Christchurch recycling plant bombarded with post-lockdown contaminated material

One good habit that appears to have been lost during lockdown is recycling.

A Christchurch plant that processes the region's recycling is having to dump up to 20 truckloads a day of contaminated material at a cost of a $1000 a pop.

Here's a list of things that don't go in your recycling bin: gas bottles, tyres, guns, knives, engine blocks and microwave ovens.

Yet all these items have turned up at Christchurch's recycling depot in the last month. It's causing a massive problem.

"This pile here is the rejected loads from today," EcoCentral CEO Craig Downie says.

"And the reason they're rejected is because they're contaminated with food waste, green waste like lawn clippings and solvent chemicals like oil and petrol that people throw out."
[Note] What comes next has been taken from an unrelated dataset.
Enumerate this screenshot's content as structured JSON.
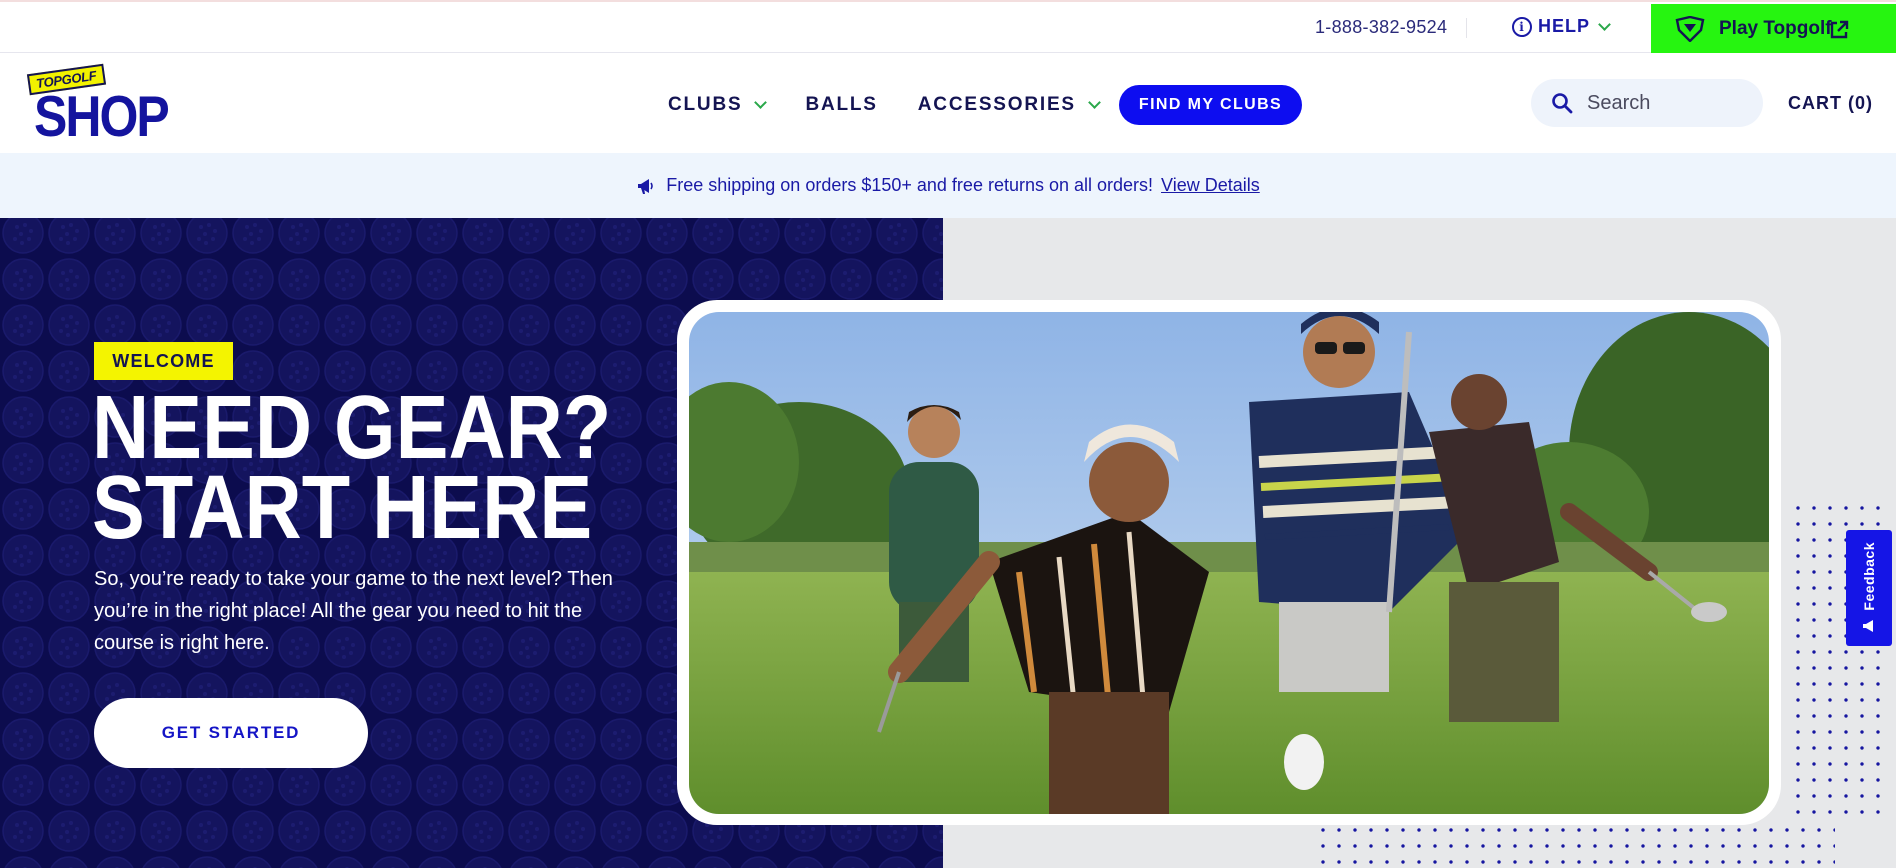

During lockdown recycling processing was put on hold to protect the staff here at the plant - people were allowed to put rubbish in their recycling bin because it was all going to landfill.

Processing has been back up and running for over a month and yet people are still putting rubbish in their recycling bin and a lot of it.

"On average we get 60 trucks a day," Downie says. "Of those deliveries, 15 to 20 can be rejected in a day and on some days we've had to reject the entire days loads because they are nothing but rubbish trucks."

By comparison, last year the plant only rejected 23 loads in total.

"People need to get back to pre-COVID habits of doing the right thing and doing their bit for recycling," Downie says.

A plea from the people left cleaning up the mess.